Even the most meticulously selected investment portfolio can plateau out, leaving you with only account maintenance fees and round-trip trade charges to deal with. Luckily, you don’t have to stick with your initial portfolio picks forever; you can upgrade it to maximize returns on investment and minimize risk during volatile times. Here are three ways to take your investment portfolio to the next level.
Choose equities over bonds
Notwithstanding the steadily increasing volatility in the stock market over the past 10 years, equities have been able to hold their ground. In fact, equities have been consistently outperforming bonds. Sure, stocks are relatively riskier than their government-backed counterparts, but a good combination of these two assets in a portfolio can generate handsome returns all while keeping risk at a minimum.

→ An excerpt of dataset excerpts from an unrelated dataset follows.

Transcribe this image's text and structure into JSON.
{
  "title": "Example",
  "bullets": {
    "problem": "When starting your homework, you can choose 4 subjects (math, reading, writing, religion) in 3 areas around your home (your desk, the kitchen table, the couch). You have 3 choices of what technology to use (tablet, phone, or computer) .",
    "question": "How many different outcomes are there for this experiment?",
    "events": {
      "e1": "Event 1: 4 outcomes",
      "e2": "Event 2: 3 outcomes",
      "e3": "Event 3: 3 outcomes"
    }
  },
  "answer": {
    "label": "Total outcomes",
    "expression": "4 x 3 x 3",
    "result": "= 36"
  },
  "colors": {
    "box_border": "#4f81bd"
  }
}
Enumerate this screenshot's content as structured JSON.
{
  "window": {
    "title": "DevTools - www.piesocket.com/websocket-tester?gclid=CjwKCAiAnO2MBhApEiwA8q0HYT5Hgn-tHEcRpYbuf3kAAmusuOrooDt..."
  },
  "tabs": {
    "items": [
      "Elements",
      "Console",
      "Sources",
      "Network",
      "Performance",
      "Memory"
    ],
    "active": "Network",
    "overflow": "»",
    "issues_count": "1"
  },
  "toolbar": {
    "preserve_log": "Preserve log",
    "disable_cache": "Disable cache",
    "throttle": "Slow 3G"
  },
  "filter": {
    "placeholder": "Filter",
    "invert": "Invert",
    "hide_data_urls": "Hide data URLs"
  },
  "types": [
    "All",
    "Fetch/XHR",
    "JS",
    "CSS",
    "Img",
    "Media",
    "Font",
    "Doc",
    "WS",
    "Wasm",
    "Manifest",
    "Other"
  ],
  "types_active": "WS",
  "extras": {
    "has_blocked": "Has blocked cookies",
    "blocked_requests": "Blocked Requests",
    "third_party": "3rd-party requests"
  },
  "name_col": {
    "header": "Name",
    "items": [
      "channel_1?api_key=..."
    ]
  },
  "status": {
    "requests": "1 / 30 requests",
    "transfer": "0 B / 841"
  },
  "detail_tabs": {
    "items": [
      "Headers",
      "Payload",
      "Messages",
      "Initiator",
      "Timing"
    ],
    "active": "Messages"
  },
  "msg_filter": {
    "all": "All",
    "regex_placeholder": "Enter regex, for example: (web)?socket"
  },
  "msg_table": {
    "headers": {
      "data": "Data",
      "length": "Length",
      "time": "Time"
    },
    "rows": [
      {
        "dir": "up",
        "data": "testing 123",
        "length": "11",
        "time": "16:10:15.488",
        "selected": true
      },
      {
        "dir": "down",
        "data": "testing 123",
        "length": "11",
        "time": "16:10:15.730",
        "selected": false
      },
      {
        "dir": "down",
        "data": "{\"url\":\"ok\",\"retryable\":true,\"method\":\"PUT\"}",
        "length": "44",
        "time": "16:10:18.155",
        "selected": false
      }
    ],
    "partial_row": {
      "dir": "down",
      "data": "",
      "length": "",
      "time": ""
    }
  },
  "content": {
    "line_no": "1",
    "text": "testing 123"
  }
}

When looking for equities to invest in, go for small capitalization companies over bigger corporations. This can sound counterintuitive due to the riskier nature of smaller companies since they are not yet as financially established as their deeply-pocketed and investor-backed large counterparts.
Albeit, studies show that small companies have been outperforming large companies in the U.S. for almost a century now, with an average annual ROI of 2.1 percent. Internationally, small companies are also beating large companies with an average return of 5.8 percent each year. Thus, moving your investment portfolio from purely large-company equities into a mix of small-to-mid companies can give it a much-needed boost.
Keep growing as an investor
Like many skills in life, investing requires deliberate practice and consistent growth. You need to keep growing your knowledge base and experience in order to adapt your trading approach and strategies when the market shifts. Although it would be much simpler if the market just stays in a bullish or bearish cycle for a prolonged period of time, that is rarely the case. On a daily basis, prices will move in all directions. To avoid the risk that comes with market volatility, keep learning.
There are dozens of educational materials out there that can help you learn more about risk management strategies, portfolio diversification, and alternatives to traditional assets. Options Animal, for instance, gives you a detailed walkthrough of options trading including credit spreads, bull puts, bear calls, and Iron Condor. There are free videos of getting started with options investing, such as what an option is, how it works, and what strike prices are.
By studying the markets regularly, you can adopt habits that better serve your investment goals and adapt to the ever-changing market conditions.
Technology has taken the investing industry from zero to sixty in a matter of a few decades. Today, anyone with a smartphone and internet connection can invest their money without having to go through all the bureaucratic red tape that existed before. Gone are the days when you had to phone in every order to your broker and then wait minutes for a confirmation on your order.
Today’s investors can easily find which brokerage firms have the cheapest transaction fees and open/close positions in a few clicks of the mouse button or a few taps of their phone screen. Platforms, like Robinhood, are only a few of the many 21st century tools out there that are changing the way people invest.
Another great example of technology that empowers today’s investors is the robo advisor. Firms, like Acorns and Betterment, have created these software programs to manage client portfolios using sophisticated algorithms. A vast majority of robo advisors focus on low-cost exchange-traded funds, but more programs are being released to cater to other financial assets.
For many people, their investment portfolio is what they rely on for their retirement nest or acts as an emergency fund in dire times. In such cases, you’d want your investment portfolio to perform at their best. Even after taxes, broker fees, and inflation have been accounted for, an upgraded investment portfolio can produce modest and livable returns.
DISCLAIMER: This article expresses my own ideas and opinions. Any information I have shared are from sources that I believe to be reliable and accurate. I did not receive any financial compensation for writing this post, nor do I own any shares in any company I’ve mentioned. I encourage any reader to do their own diligent research first before making any investment decisions.